Almost uniform distribution of HPV 39 variants was found in normal and premalignant/malignant groups, as lineage A was dominant. Our result is consistent with few studies that conducted in some geographical regions of the world. One study in the United States of America was investigated the HPV 39 lineages in 479 samples as the most of samples belonged to lineage A (99%) and B lineage was only detected in 1% [28]. Another study shown that although lineage A was dominant in Costa Rica (67% A1 and 33% A2 sublineages), only lineage B was found in Burkina Faso [29]. In women from Shanghai, indicated that all three sublineages of HPV 39 are present as follow: sublineage A1 was dominant (81.2%) and the remaining of cases were belonged to sublineages A2 and B in 12.5% and 6.3%, respectively [30].

It is suggested that like HPV 16-related alpha-9 species variants, isolates of alpha-7 species have shown co-divergence of archaic Hominid and HPV variants. It seems that rapid expansion of the host population causing viral variant lineages and sublineages that had occurred almost 0.2–1.0 million years ago [29]. Indeed, the distinction coevolution of HPV 16 variants with closely related ancestral human populations together with introgression of certain archaic alleles related to innate immunity and keratinocytes differentiation into the human genomes might let to the dominancy of HPV 16 A lineage in modern human ancestor population [31].
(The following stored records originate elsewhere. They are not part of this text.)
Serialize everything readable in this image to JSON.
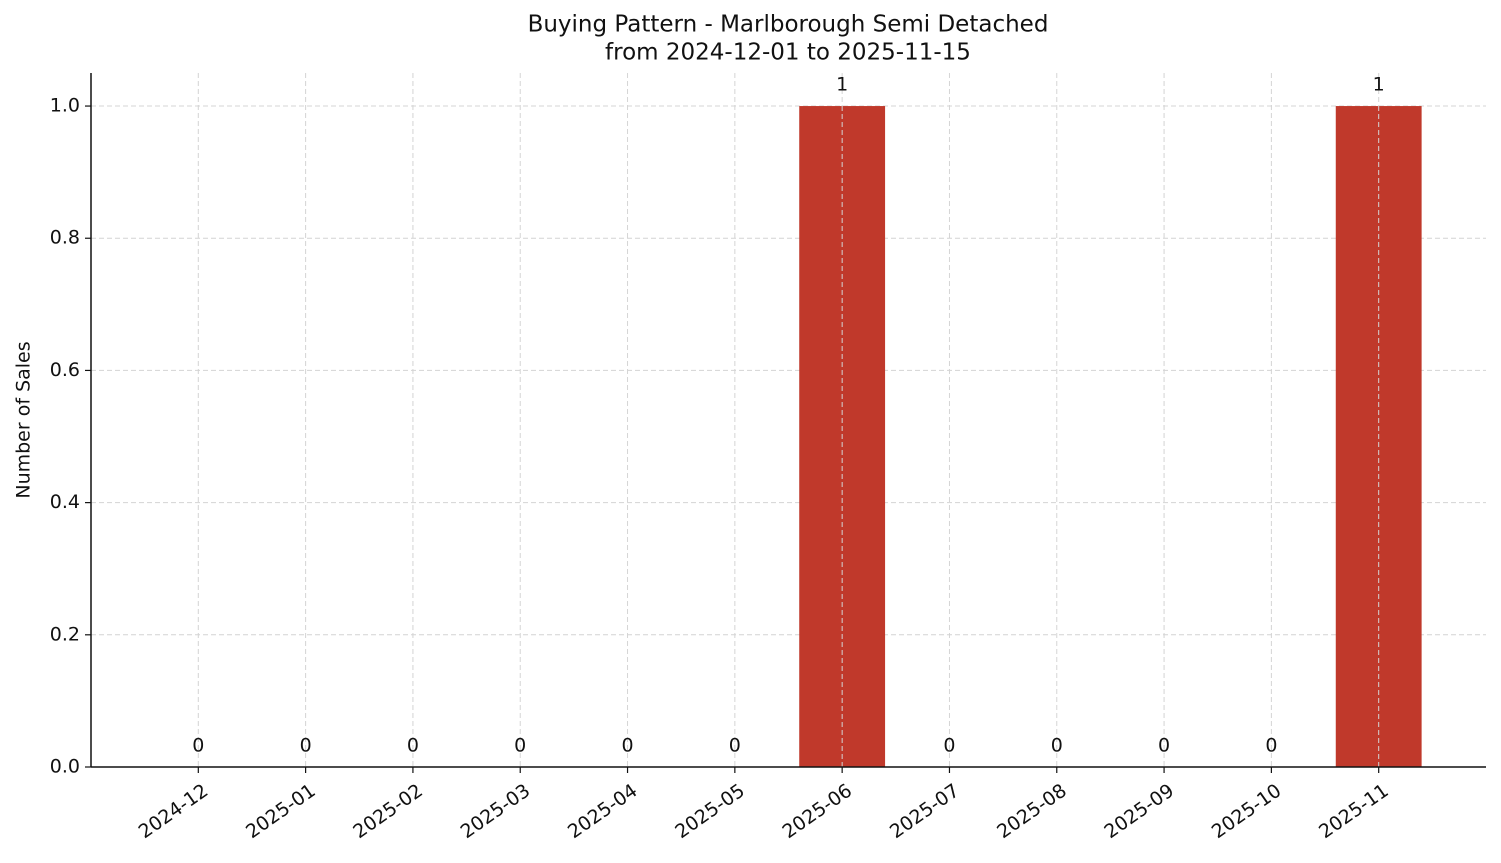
{
  "chart_data": {
    "type": "bar",
    "title": "Buying Pattern - Marlborough Semi Detached",
    "subtitle": "from 2024-12-01 to 2025-11-15",
    "y_label": "Number of Sales",
    "categories": [
      "2024-12",
      "2025-01",
      "2025-02",
      "2025-03",
      "2025-04",
      "2025-05",
      "2025-06",
      "2025-07",
      "2025-08",
      "2025-09",
      "2025-10",
      "2025-11"
    ],
    "values": [
      0,
      0,
      0,
      0,
      0,
      0,
      1,
      0,
      0,
      0,
      0,
      1
    ],
    "color": "#c0392b",
    "ylim": [
      0,
      1.05
    ],
    "yticks": [
      {
        "value": 0,
        "label": "0.0"
      },
      0.2,
      0.4,
      0.6,
      0.8,
      {
        "value": 1,
        "label": "1.0"
      }
    ],
    "grid": true
  }
}
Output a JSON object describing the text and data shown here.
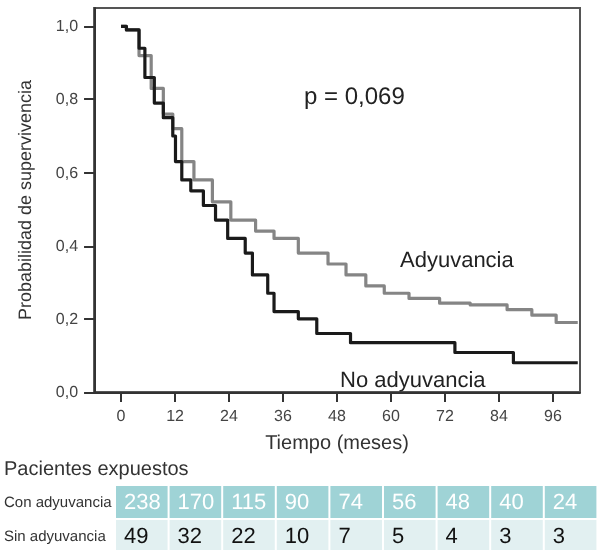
{
  "chart_data": {
    "type": "step",
    "xlabel": "Tiempo (meses)",
    "ylabel": "Probabilidad de supervivencia",
    "xlim": [
      -6,
      102
    ],
    "xticks": [
      0,
      12,
      24,
      36,
      48,
      60,
      72,
      84,
      96
    ],
    "ylim": [
      0,
      1.05
    ],
    "yticks": [
      {
        "value": 0,
        "label": "0,0"
      },
      {
        "value": 0.2,
        "label": "0,2"
      },
      {
        "value": 0.4,
        "label": "0,4"
      },
      {
        "value": 0.6,
        "label": "0,6"
      },
      {
        "value": 0.8,
        "label": "0,8"
      },
      {
        "value": 1,
        "label": "1,0"
      }
    ],
    "grid": false,
    "legend": false,
    "marker": "none",
    "line_style": "solid",
    "series": [
      {
        "name": "Adyuvancia",
        "color": "#858585",
        "x": [
          0,
          1.2,
          4,
          6.7,
          9.4,
          11.5,
          13.5,
          16.2,
          20.3,
          24.4,
          29.9,
          34,
          39.4,
          46,
          50,
          54.4,
          58.5,
          64,
          70.8,
          77.6,
          85.8,
          91.3,
          96.7,
          101.5
        ],
        "values": [
          1,
          0.99,
          0.92,
          0.83,
          0.76,
          0.72,
          0.63,
          0.58,
          0.52,
          0.47,
          0.44,
          0.42,
          0.38,
          0.35,
          0.32,
          0.29,
          0.27,
          0.256,
          0.243,
          0.238,
          0.225,
          0.21,
          0.19,
          0.19
        ]
      },
      {
        "name": "No adyuvancia",
        "color": "#1a1a1a",
        "x": [
          0,
          1.2,
          4,
          5.3,
          7.4,
          9.4,
          11.5,
          12.1,
          13.5,
          15.5,
          18.3,
          21,
          23.7,
          27.6,
          29.2,
          32.6,
          34,
          39.4,
          43.5,
          51,
          74.2,
          87.2,
          101.5
        ],
        "values": [
          1,
          0.99,
          0.94,
          0.86,
          0.79,
          0.75,
          0.7,
          0.63,
          0.58,
          0.55,
          0.51,
          0.47,
          0.42,
          0.38,
          0.32,
          0.27,
          0.22,
          0.2,
          0.16,
          0.135,
          0.108,
          0.08,
          0.08
        ]
      }
    ],
    "annotations": [
      "p = 0,069",
      "Pacientes expuestos",
      "Con adyuvancia",
      "Sin adyuvancia",
      "238",
      "170",
      "115",
      "90",
      "74",
      "56",
      "48",
      "40",
      "24",
      "49",
      "32",
      "22",
      "10",
      "7",
      "5",
      "4",
      "3",
      "3"
    ]
  }
}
Viral variants of each high-risk HPV types show differences in infectivity, long-term persistence, development of precancer lesions, and invasion of HPV containing cell [15]. Indeed, it is indicated that distinct HPV 16 lineages have different risks for development of cervical cancer. Several studies found that HPV 16 variants of non-European lineages (B, C, D) have stronger oncogenic potential than the European lineage A [18, 32‐34]. In this study, however, no statistically significant differences were found by distinct lineages or sublineages of HPV 39 in three studied groups. Concordance with our result, finding of one study was revealed that no difference was observed in the increased risk of CIN2/3 regard to HPV 39 sublineages [28]. Moreover, regard to this point that multiple infection with another high-risk HPV types, particularly HPV 16 and 18 was common in malignant samples; it seems that probably HPV 16 or 18 played an important role in development of cervical cancer in Iranian women rather than HPV 39.
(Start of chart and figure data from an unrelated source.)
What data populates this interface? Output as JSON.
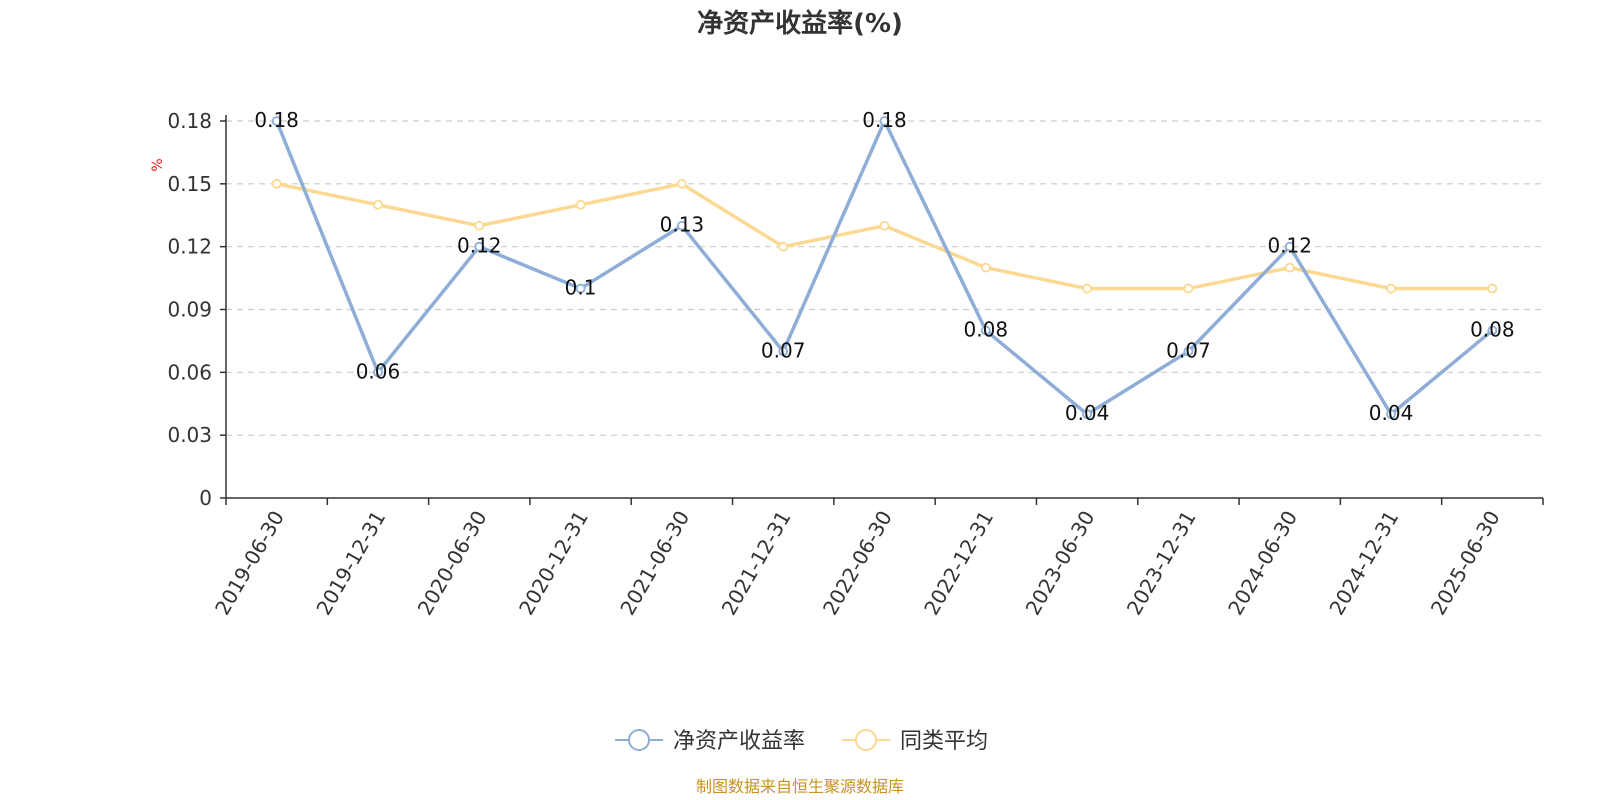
{
  "chart_data": {
    "type": "line",
    "title": "净资产收益率(%)",
    "ylabel": "%",
    "ylim": [
      0,
      0.18
    ],
    "yticks": [
      0,
      0.03,
      0.06,
      0.09,
      0.12,
      0.15,
      0.18
    ],
    "ytick_labels": [
      "0",
      "0.03",
      "0.06",
      "0.09",
      "0.12",
      "0.15",
      "0.18"
    ],
    "grid": true,
    "legend_position": "bottom-center",
    "categories": [
      "2019-06-30",
      "2019-12-31",
      "2020-06-30",
      "2020-12-31",
      "2021-06-30",
      "2021-12-31",
      "2022-06-30",
      "2022-12-31",
      "2023-06-30",
      "2023-12-31",
      "2024-06-30",
      "2024-12-31",
      "2025-06-30"
    ],
    "series": [
      {
        "name": "净资产收益率",
        "color": "#8eaed8",
        "values": [
          0.18,
          0.06,
          0.12,
          0.1,
          0.13,
          0.07,
          0.18,
          0.08,
          0.04,
          0.07,
          0.12,
          0.04,
          0.08
        ],
        "labels": [
          "0.18",
          "0.06",
          "0.12",
          "0.1",
          "0.13",
          "0.07",
          "0.18",
          "0.08",
          "0.04",
          "0.07",
          "0.12",
          "0.04",
          "0.08"
        ]
      },
      {
        "name": "同类平均",
        "color": "#fcd993",
        "values": [
          0.15,
          0.14,
          0.13,
          0.14,
          0.15,
          0.12,
          0.13,
          0.11,
          0.1,
          0.1,
          0.11,
          0.1,
          0.1
        ]
      }
    ]
  },
  "source_text": "制图数据来自恒生聚源数据库"
}
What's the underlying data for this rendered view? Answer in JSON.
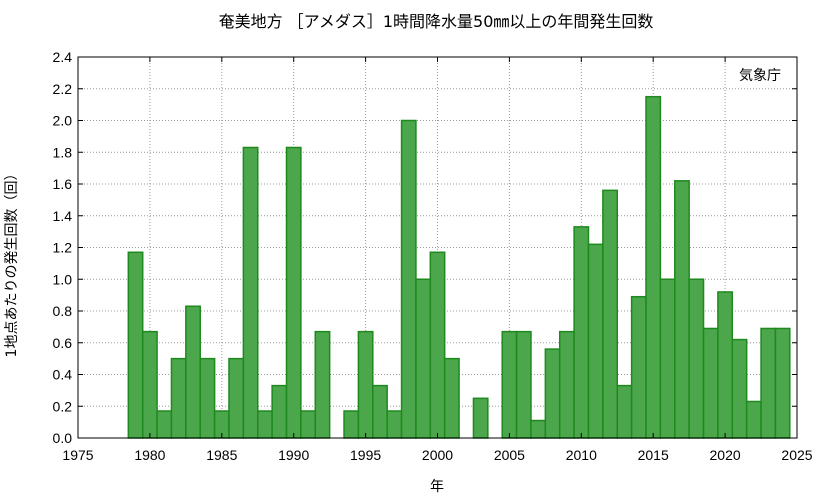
{
  "chart_data": {
    "type": "bar",
    "title": "奄美地方 ［アメダス］1時間降水量50㎜以上の年間発生回数",
    "xlabel": "年",
    "ylabel": "1地点あたりの発生回数（回）",
    "annotation": "気象庁",
    "xlim": [
      1975,
      2025
    ],
    "ylim": [
      0,
      2.4
    ],
    "x_ticks": [
      "1975",
      "1980",
      "1985",
      "1990",
      "1995",
      "2000",
      "2005",
      "2010",
      "2015",
      "2020",
      "2025"
    ],
    "y_ticks": [
      "0.0",
      "0.2",
      "0.4",
      "0.6",
      "0.8",
      "1.0",
      "1.2",
      "1.4",
      "1.6",
      "1.8",
      "2.0",
      "2.2",
      "2.4"
    ],
    "grid": true,
    "bar_color": "#4ca64c",
    "bar_edge_color": "#1e8a1e",
    "x": [
      1976,
      1977,
      1978,
      1979,
      1980,
      1981,
      1982,
      1983,
      1984,
      1985,
      1986,
      1987,
      1988,
      1989,
      1990,
      1991,
      1992,
      1993,
      1994,
      1995,
      1996,
      1997,
      1998,
      1999,
      2000,
      2001,
      2002,
      2003,
      2004,
      2005,
      2006,
      2007,
      2008,
      2009,
      2010,
      2011,
      2012,
      2013,
      2014,
      2015,
      2016,
      2017,
      2018,
      2019,
      2020,
      2021,
      2022,
      2023,
      2024
    ],
    "values": [
      0,
      0,
      0,
      1.17,
      0.67,
      0.17,
      0.5,
      0.83,
      0.5,
      0.17,
      0.5,
      1.83,
      0.17,
      0.33,
      1.83,
      0.17,
      0.67,
      0,
      0.17,
      0.67,
      0.33,
      0.17,
      2.0,
      1.0,
      1.17,
      0.5,
      0,
      0.25,
      0,
      0.67,
      0.67,
      0.11,
      0.56,
      0.67,
      1.33,
      1.22,
      1.56,
      0.33,
      0.89,
      2.15,
      1.0,
      1.62,
      1.0,
      0.69,
      0.92,
      0.62,
      0.23,
      0.69,
      0.69
    ]
  }
}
An association between population-based oncogenicity of HPV 39 variants and host genetic variations, particularly HLA class I and II alleles, could be assumed. Although in this regard no data was found for HPV 39, it is indicated that the E-G350 variant of HPV 16 had 4–fivefold higher risk for cancer development among Swedish women with HLA-B*44, HLA-B*51, or HLA-B*57 alleles [25]. A significant link between different E6 variants of HPV 16 and HLA class II alleles was also found for three distinct alleles (DRB1*1501, DRB1*1502 and DQB1*0602) in Japanese women, as DRB1*1501 and DQB1*0602 alleles were significantly higher among patients with the prototype variant while DRB1*1502 was increased in patients with D25E variants compared with controls [35].

The most important limitations of this study were found to be the small sample size and multiple infections.
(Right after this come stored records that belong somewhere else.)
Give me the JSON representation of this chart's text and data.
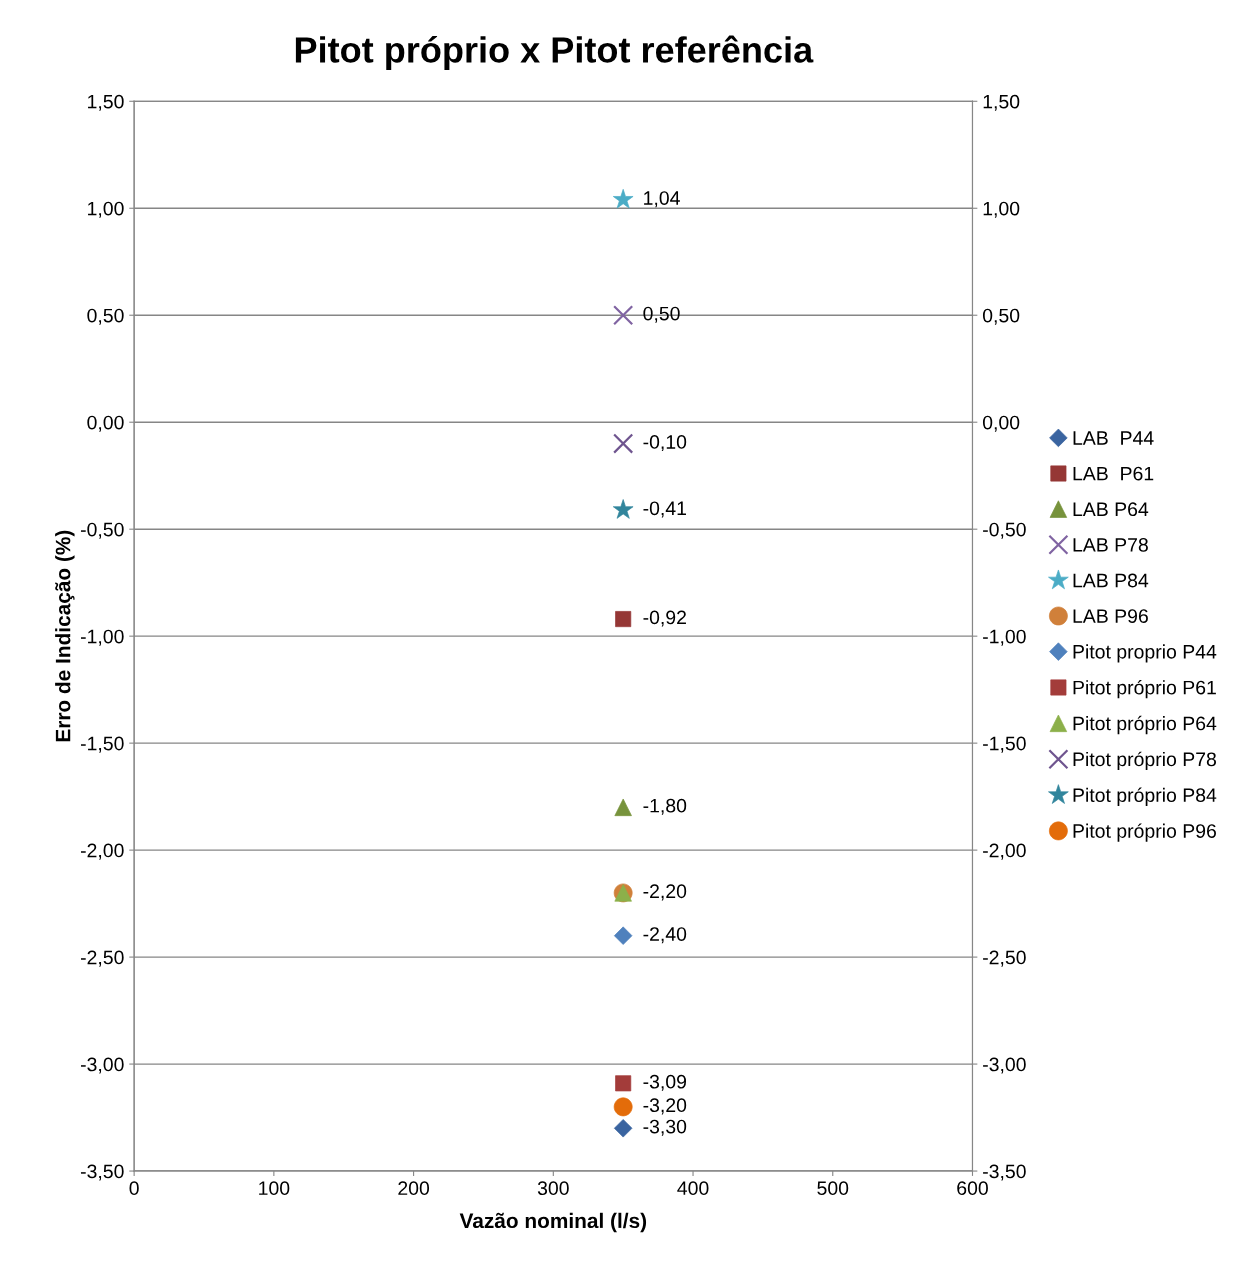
{
  "chart_data": {
    "type": "scatter",
    "title": "Pitot próprio x Pitot referência",
    "xlabel": "Vazão nominal (l/s)",
    "ylabel": "Erro de Indicação (%)",
    "xlim": [
      0,
      600
    ],
    "xticks": [
      0,
      100,
      200,
      300,
      400,
      500,
      600
    ],
    "ylim": [
      -3.5,
      1.5
    ],
    "yticks": [
      {
        "value": -3.5,
        "label": "-3,50"
      },
      {
        "value": -3.0,
        "label": "-3,00"
      },
      {
        "value": -2.5,
        "label": "-2,50"
      },
      {
        "value": -2.0,
        "label": "-2,00"
      },
      {
        "value": -1.5,
        "label": "-1,50"
      },
      {
        "value": -1.0,
        "label": "-1,00"
      },
      {
        "value": -0.5,
        "label": "-0,50"
      },
      {
        "value": 0,
        "label": "0,00"
      },
      {
        "value": 0.5,
        "label": "0,50"
      },
      {
        "value": 1.0,
        "label": "1,00"
      },
      {
        "value": 1.5,
        "label": "1,50"
      }
    ],
    "y2lim": [
      -3.5,
      1.5
    ],
    "y2ticks": [
      {
        "value": -3.5,
        "label": "-3,50"
      },
      {
        "value": -3.0,
        "label": "-3,00"
      },
      {
        "value": -2.5,
        "label": "-2,50"
      },
      {
        "value": -2.0,
        "label": "-2,00"
      },
      {
        "value": -1.5,
        "label": "-1,50"
      },
      {
        "value": -1.0,
        "label": "-1,00"
      },
      {
        "value": -0.5,
        "label": "-0,50"
      },
      {
        "value": 0,
        "label": "0,00"
      },
      {
        "value": 0.5,
        "label": "0,50"
      },
      {
        "value": 1.0,
        "label": "1,00"
      },
      {
        "value": 1.5,
        "label": "1,50"
      }
    ],
    "grid": "y",
    "legend": "right",
    "x": [
      350
    ],
    "series": [
      {
        "name": "LAB  P44",
        "color": "#3a64a0",
        "marker": "diamond",
        "values": [
          -3.3
        ],
        "value_labels": [
          "-3,30"
        ]
      },
      {
        "name": "LAB  P61",
        "color": "#953735",
        "marker": "square",
        "values": [
          -0.92
        ],
        "value_labels": [
          "-0,92"
        ]
      },
      {
        "name": "LAB P64",
        "color": "#77933c",
        "marker": "triangle",
        "values": [
          -1.8
        ],
        "value_labels": [
          "-1,80"
        ]
      },
      {
        "name": "LAB P78",
        "color": "#8064a2",
        "marker": "cross",
        "values": [
          0.5
        ],
        "value_labels": [
          "0,50"
        ]
      },
      {
        "name": "LAB P84",
        "color": "#4bacc6",
        "marker": "star",
        "values": [
          1.04
        ],
        "value_labels": [
          "1,04"
        ]
      },
      {
        "name": "LAB P96",
        "color": "#d0803a",
        "marker": "circle",
        "values": [
          -2.2
        ],
        "value_labels": [
          null
        ]
      },
      {
        "name": "Pitot proprio P44",
        "color": "#4f81bd",
        "marker": "diamond",
        "values": [
          -2.4
        ],
        "value_labels": [
          "-2,40"
        ]
      },
      {
        "name": "Pitot próprio P61",
        "color": "#a33c3a",
        "marker": "square",
        "values": [
          -3.09
        ],
        "value_labels": [
          "-3,09"
        ]
      },
      {
        "name": "Pitot próprio P64",
        "color": "#8cb04a",
        "marker": "triangle",
        "values": [
          -2.2
        ],
        "value_labels": [
          "-2,20"
        ]
      },
      {
        "name": "Pitot próprio P78",
        "color": "#6f558f",
        "marker": "cross",
        "values": [
          -0.1
        ],
        "value_labels": [
          "-0,10"
        ]
      },
      {
        "name": "Pitot próprio P84",
        "color": "#31859c",
        "marker": "star",
        "values": [
          -0.41
        ],
        "value_labels": [
          "-0,41"
        ]
      },
      {
        "name": "Pitot próprio P96",
        "color": "#e36c0a",
        "marker": "circle",
        "values": [
          -3.2
        ],
        "value_labels": [
          "-3,20"
        ]
      }
    ]
  }
}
Our findings showed that lineages A, sublineage A1, is dominant in Tehran, Iran. HPV variant studies have been made important data that could help better understanding the carcinogenicity of different HPV types at molecular level. However, the small sample size and multiple infections were the most important limitations of this study. Further studies with larger sample size of single infection with HPV 39 from different geographical regions of Iran are necessary to estimate the pathogenicity risk of HPV 39 variants in this population. The characterization of HLA in Iranian women with cervical cancer is highly recommended as it may shed a new light to understand a link between HPVs variants and genetic background.